Plants are nature’s niche conservatives

By Kate McDonald
Monday, 16 February, 2009

A survey of over 11,000 plant species from the southern hemisphere has found that while their environment may shift, they rarely do.

Researchers led by Professor Mike Crisp of the Australian National University undertook a study of seven plant habitats, or ‘biomes’, to see whether plant species stayed in the same kind of environment over evolutionary time and across continents.
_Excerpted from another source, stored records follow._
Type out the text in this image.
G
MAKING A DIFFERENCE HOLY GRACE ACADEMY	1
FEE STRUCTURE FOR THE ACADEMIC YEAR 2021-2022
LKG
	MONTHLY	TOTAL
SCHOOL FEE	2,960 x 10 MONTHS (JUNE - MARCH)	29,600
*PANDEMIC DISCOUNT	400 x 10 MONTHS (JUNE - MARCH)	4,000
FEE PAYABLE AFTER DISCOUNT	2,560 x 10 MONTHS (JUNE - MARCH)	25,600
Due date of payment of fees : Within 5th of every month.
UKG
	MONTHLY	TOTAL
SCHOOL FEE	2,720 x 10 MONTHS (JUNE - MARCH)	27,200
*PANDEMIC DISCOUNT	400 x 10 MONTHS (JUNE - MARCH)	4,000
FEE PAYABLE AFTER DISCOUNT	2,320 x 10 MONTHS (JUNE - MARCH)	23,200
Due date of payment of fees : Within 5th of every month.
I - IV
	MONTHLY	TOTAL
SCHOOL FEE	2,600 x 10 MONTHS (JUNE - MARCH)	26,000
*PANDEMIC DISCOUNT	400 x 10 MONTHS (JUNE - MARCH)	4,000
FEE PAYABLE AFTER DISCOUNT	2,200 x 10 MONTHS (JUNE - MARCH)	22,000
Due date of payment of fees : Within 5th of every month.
They found that over tens of millions of years, only 3.6 per cent of plants had shifted between biomes, the vast majority retaining their ancestral ecology. “(B)iome statis at speciation has outweighed biome shifts by a ratio of more than 25:1,” they write in their paper, published online in advance today in Nature.

This has implications in light of habitat contraction due to climate change, they say. It also has implications for better understanding invasive species.

The team studied plant species in Africa, Madagascar, Australia-New Guinea, New Caledonia, New Zealand and South America and separated them into seven biomes: wet forest, sclerophyll, alpine, bog, temperate grassland, savannah and arid.

In all biomes, shifts were rare, with plants showing their true niche conservative colours. Of those that did shift, most were within landmasses and only a few were due to colonisation over the oceans. Of those that did travel over the oceans, the species tended to be found in the same biome as their ancestors, and there were no transitions between strongly contrasting biomes such as arid and bog or savannah and alpine.

Niche conservatism might be expected in ancient plants that grew on the Gondwanan land mass, but even species that have diversified greatly in the last 20 million years tended to be just as conservative, the researchers say.

Those recently diversified plants may have resulted not from adaptation to new biomes but from expansion within their biome as climate changed.